J'ouvrais les yeux, quelqu'un était allongé sur moi et tremblait en me serrant. J'essayais de me dégager pour reprendre ma respiration, le choc me l'ayant coupée. Je me relevais, et regardais Santana faire de même, j'étais un peu déboussolée. Les autres approchèrent me demandant si ça allait.

« Qu'est ce qu'il s'est passé ? Je.. je ne comprends pas..

Il y a une voiture qui est arrivée à toute vitesse vers toi, mais Santana s'est jetée sur toi pour t'écarter.. »

Je me tournais vers elle, elle se tenait le poignet avec une grimace de douleur sur le visage. Je m'approchais d'elle et posait ma main sur son bras :

« Merci San... Tu vas bien ? » Dis je inquiète en voyant les larmes couler sur ses joues, elle releva ses yeux vers moi :

« Plus jamais tu me fais ça ? Tu as compris ?

- Pardon...Mais ton poignet ? Tu as mal ?

- Non ça va aller, c'est toi qui a failli avoir un accident, il faut que je m'occupe de toi..

- Ne t'inquiètes pas, je vais bien. Fais moi voir. »

Je saisi sa main, elle grimaça et je poussais un cri de stupeur. Son poignet était complètement décalé par rapport à l'axe de son bras. J'entendis Puck murmurer « regarde, elle a un deuxième coude à la place du poignet ! » et Rachel se rattrapa à Finn :

« Je pense que je vais vomir ! »

Je leur jetais un regard noir, la situation était déjà inquiétante, pas la peine d'en rajouter...

« Il faut qu'on aille à l'hôpital San... Je vais t'emmener d'accord ?

- Non, je vous emmène tout les deux, tu es peut être en état de choc Brittany. »

Santana grogna et Kurt me prit par le bras.

« Tenez nous au courant pour son poignet ! »

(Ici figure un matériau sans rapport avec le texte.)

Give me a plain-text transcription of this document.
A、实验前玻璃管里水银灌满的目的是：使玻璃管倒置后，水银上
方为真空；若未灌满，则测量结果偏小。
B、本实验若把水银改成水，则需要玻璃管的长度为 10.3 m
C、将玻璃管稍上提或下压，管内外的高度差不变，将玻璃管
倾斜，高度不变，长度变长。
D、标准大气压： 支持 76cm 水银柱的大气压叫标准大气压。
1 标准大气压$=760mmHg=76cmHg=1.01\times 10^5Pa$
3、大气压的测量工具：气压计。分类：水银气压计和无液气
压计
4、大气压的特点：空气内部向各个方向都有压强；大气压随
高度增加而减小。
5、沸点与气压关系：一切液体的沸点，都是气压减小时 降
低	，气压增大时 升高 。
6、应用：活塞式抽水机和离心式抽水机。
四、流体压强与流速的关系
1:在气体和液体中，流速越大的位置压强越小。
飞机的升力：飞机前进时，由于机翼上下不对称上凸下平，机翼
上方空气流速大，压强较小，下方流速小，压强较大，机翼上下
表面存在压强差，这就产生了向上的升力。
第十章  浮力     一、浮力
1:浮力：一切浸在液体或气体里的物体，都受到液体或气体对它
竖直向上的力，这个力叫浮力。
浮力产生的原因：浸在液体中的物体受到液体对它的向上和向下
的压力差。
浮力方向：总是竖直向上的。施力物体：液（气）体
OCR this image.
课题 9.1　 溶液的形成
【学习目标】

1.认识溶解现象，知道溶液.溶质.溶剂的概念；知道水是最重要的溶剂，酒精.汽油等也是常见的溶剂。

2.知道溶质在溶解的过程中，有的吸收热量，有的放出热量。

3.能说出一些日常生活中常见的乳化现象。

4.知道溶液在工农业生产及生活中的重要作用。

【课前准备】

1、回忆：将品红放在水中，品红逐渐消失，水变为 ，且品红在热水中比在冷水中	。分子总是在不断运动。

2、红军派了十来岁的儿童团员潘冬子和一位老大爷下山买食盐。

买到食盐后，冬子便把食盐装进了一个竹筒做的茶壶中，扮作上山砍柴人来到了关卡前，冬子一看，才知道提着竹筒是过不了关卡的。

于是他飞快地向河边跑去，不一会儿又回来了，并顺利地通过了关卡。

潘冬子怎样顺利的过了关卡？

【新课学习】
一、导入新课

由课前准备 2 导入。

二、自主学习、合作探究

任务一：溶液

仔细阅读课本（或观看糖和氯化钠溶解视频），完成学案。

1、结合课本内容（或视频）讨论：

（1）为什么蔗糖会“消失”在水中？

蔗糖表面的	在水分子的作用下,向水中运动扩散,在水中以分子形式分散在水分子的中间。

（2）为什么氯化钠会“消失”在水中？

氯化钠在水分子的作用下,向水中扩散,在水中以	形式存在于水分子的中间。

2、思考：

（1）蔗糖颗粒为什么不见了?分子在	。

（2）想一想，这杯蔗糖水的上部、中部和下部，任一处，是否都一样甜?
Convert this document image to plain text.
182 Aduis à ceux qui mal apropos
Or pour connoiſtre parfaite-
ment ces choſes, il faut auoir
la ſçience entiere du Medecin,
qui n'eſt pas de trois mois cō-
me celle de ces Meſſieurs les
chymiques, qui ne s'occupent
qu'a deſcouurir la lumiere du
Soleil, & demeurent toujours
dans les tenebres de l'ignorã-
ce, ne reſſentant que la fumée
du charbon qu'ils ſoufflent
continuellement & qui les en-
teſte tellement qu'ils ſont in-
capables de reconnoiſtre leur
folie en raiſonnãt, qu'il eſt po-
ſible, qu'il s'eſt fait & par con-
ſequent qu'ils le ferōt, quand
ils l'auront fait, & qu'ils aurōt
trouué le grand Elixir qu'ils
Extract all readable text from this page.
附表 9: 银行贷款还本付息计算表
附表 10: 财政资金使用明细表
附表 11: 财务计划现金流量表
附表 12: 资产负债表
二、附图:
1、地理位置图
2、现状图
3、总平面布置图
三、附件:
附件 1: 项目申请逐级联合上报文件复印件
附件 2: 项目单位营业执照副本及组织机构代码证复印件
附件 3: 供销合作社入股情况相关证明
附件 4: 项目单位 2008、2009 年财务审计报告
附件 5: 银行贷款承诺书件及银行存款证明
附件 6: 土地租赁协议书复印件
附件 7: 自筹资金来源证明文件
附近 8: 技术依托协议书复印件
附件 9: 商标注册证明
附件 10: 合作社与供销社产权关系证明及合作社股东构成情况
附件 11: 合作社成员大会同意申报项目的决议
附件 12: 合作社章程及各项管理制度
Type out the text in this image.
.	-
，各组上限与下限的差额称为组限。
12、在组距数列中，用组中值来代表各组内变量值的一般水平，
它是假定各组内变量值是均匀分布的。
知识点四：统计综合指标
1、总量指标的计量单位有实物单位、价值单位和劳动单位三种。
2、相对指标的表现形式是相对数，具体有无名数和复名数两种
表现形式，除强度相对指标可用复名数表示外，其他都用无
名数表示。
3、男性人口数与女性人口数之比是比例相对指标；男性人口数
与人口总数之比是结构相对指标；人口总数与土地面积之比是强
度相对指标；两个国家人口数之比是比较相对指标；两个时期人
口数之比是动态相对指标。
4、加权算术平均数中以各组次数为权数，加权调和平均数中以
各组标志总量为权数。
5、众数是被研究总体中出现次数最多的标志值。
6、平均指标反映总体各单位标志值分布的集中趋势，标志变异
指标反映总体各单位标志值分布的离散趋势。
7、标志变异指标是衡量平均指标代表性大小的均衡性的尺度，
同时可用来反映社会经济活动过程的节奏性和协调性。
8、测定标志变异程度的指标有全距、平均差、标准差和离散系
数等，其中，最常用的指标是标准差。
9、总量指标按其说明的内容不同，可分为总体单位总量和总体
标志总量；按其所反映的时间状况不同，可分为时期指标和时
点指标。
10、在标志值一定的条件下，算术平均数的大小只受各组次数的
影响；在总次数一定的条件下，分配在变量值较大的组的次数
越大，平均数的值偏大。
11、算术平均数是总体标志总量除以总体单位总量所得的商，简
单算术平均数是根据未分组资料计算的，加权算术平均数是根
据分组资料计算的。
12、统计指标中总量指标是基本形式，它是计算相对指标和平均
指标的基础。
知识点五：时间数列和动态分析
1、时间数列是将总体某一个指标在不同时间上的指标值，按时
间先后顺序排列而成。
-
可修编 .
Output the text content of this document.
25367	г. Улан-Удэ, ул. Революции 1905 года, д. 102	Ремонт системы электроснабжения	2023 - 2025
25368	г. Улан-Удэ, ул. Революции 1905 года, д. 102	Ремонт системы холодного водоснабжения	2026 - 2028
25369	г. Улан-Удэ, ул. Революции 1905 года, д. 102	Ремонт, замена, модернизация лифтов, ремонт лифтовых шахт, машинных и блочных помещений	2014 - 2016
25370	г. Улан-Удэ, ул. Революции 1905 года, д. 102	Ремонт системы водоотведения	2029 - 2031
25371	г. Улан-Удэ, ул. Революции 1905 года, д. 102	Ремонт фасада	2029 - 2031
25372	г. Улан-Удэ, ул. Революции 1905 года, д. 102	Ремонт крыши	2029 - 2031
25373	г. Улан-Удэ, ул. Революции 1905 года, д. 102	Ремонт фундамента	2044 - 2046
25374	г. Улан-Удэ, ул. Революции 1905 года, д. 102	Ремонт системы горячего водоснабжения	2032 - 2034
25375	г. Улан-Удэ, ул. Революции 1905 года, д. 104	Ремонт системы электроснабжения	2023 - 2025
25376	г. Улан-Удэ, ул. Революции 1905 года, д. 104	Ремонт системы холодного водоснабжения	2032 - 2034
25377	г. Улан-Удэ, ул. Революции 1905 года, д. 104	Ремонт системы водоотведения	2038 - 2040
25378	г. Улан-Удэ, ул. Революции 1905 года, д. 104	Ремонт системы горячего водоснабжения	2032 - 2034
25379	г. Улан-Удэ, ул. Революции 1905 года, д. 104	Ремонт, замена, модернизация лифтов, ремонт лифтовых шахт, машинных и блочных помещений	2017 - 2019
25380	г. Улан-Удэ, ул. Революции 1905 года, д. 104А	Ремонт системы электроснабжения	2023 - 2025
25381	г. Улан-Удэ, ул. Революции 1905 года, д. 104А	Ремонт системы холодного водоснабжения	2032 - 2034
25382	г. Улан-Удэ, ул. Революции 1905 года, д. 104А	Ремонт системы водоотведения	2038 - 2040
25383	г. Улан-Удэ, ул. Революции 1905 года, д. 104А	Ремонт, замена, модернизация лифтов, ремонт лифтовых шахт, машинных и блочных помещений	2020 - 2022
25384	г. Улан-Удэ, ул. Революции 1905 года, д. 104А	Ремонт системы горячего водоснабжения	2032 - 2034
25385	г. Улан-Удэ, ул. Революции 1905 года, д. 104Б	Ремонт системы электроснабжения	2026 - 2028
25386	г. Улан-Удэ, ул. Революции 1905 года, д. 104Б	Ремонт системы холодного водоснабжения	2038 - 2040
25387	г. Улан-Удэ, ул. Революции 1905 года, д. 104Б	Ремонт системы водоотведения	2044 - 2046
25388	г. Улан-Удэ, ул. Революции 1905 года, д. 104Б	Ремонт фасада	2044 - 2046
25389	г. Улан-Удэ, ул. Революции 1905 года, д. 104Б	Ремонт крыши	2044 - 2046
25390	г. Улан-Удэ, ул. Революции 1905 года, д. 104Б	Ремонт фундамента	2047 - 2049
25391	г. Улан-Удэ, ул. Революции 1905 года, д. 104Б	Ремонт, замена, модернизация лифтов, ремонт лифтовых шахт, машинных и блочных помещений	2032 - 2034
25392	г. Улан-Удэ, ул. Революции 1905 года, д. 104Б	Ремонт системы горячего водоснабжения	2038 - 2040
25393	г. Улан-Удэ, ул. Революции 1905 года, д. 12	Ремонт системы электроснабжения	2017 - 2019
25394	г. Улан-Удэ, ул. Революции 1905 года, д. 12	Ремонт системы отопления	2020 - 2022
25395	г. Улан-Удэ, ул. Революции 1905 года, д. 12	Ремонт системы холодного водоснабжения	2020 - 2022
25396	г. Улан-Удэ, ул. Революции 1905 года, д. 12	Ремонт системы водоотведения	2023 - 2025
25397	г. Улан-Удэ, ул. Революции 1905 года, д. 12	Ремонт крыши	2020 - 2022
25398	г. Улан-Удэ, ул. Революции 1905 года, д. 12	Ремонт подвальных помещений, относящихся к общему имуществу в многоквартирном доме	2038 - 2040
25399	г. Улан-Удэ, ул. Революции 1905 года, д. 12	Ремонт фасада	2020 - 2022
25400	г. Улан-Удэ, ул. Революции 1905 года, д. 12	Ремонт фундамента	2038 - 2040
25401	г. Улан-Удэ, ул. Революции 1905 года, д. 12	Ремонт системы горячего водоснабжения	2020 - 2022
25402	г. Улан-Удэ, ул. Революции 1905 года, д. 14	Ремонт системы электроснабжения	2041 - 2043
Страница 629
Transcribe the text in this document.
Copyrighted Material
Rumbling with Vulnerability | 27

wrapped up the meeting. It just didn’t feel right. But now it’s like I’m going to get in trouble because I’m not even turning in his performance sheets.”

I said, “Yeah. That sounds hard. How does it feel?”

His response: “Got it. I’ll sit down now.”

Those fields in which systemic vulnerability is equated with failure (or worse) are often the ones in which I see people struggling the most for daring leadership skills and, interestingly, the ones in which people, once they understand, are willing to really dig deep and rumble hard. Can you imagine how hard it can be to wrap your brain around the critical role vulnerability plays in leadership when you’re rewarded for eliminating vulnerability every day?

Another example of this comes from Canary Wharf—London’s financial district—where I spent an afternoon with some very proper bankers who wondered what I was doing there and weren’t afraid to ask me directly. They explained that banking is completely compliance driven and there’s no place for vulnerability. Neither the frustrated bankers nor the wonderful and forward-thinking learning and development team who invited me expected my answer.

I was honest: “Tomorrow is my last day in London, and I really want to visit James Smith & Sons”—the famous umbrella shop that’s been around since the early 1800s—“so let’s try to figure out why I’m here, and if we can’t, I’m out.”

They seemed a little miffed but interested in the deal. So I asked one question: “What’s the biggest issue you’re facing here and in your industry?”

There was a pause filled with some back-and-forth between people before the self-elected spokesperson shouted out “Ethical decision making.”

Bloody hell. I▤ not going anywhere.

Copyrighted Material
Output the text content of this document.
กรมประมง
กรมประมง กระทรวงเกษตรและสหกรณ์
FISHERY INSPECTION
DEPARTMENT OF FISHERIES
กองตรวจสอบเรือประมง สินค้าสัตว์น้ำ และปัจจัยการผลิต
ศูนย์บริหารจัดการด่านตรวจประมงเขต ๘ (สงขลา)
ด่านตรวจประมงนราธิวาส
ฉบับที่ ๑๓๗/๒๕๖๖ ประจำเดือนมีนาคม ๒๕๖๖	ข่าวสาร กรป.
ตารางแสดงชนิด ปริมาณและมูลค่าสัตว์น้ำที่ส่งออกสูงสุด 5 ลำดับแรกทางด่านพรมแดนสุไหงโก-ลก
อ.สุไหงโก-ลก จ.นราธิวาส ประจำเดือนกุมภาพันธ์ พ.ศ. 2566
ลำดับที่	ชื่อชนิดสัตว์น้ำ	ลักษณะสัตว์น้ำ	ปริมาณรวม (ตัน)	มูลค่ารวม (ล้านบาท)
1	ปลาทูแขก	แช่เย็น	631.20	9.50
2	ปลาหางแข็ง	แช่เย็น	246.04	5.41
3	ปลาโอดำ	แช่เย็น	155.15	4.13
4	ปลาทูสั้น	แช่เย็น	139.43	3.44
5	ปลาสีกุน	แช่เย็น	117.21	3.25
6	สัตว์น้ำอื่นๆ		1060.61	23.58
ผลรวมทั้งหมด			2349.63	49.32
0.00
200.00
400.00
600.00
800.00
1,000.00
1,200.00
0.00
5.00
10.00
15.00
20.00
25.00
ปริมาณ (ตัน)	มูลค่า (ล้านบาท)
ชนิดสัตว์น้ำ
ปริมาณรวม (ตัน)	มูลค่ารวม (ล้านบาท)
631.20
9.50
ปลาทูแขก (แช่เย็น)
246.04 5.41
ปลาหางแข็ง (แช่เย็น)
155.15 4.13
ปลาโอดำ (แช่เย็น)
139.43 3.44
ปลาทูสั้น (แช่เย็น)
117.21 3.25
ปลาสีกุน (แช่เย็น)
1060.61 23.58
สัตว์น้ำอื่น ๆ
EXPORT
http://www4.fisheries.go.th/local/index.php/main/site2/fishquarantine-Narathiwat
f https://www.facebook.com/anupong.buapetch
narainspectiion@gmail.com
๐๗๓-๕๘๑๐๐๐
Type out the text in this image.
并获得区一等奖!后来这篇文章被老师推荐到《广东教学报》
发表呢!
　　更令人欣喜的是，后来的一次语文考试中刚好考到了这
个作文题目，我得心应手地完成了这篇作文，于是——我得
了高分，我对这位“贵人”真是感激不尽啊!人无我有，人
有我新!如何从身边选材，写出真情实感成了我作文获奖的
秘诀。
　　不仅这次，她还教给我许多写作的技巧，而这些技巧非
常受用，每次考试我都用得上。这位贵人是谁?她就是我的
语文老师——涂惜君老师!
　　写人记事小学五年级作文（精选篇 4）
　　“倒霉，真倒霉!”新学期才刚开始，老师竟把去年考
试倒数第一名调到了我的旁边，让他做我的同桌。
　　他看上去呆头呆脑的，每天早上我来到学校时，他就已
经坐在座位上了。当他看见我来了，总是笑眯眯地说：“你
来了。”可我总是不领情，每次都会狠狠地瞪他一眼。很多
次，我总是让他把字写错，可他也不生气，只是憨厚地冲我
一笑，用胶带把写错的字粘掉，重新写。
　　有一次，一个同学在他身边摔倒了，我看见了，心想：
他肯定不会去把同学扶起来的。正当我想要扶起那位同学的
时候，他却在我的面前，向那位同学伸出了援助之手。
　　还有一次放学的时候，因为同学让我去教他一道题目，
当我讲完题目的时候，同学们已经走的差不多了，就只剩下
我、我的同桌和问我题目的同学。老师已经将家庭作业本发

Arrivés à l'hôpital, Kurt expliqua la situation et après une longue attente, parce que il paraît qu'un poignet cassé n'est finalement pas si grave par rapport à une plaie par balle, moi je ne sais pas, parce que c'est le poignet de Santana alors il devrait passer avant tout le monde, nous partîmes toutes les deux en consultation, car le médecin voulait s'assurer de mon état physique et psychologique... Je ne voulais pas quitter San mais Kurt me lança un regard de reproche. Je sortis une heure plus tard, tout allait bien, je courrais retrouver Kurt :

« Alors ?

- Elle a passé une radio, apparemment c'est cassé, mais là elle est avec le médecin pour voir s'il faut opérer, on ne peut pas rentrer. »

Je fixais la porte close, trépignant. Je recommençais à faire les cent pas... Kurt avait l'air amusé.

« Quoi ?

- Hé Britt', pourquoi tant d'agressivité ? Elle a le poignet cassé, c'est rien ! Il ne faut te mettre dans un état pareil !

- Oui mais si c'est plus grave ? S'il faut l'amputer ? Si elle devient tétraplégique ? S'il faut l'endormir ? Et qu'elle était allergique à l'anesthésiant ? Et qu'elle ne se réveillait pas ? S'il elle tombait dans le coma ou qu'elle attrapait une infection nosocomiale ? Ou qu'elle attrapait un cancer ?

- Mais Britt' tu divagues ! Ne t'inquiètes pas, on ne sait même pas si elle doit se faire opérer alors ne vas pas t'imaginer tout ça ! Et puis on attrape pas un cancer comme ça, d'avoir été à l'hôpital !

- Et si le chirurgien perd un de ses cheveux ou qu'il postillonne pendant qu'il opère et que ça s'infecte ? Ou que ça provoque une mutation génétique et qu'elle devient un homme ?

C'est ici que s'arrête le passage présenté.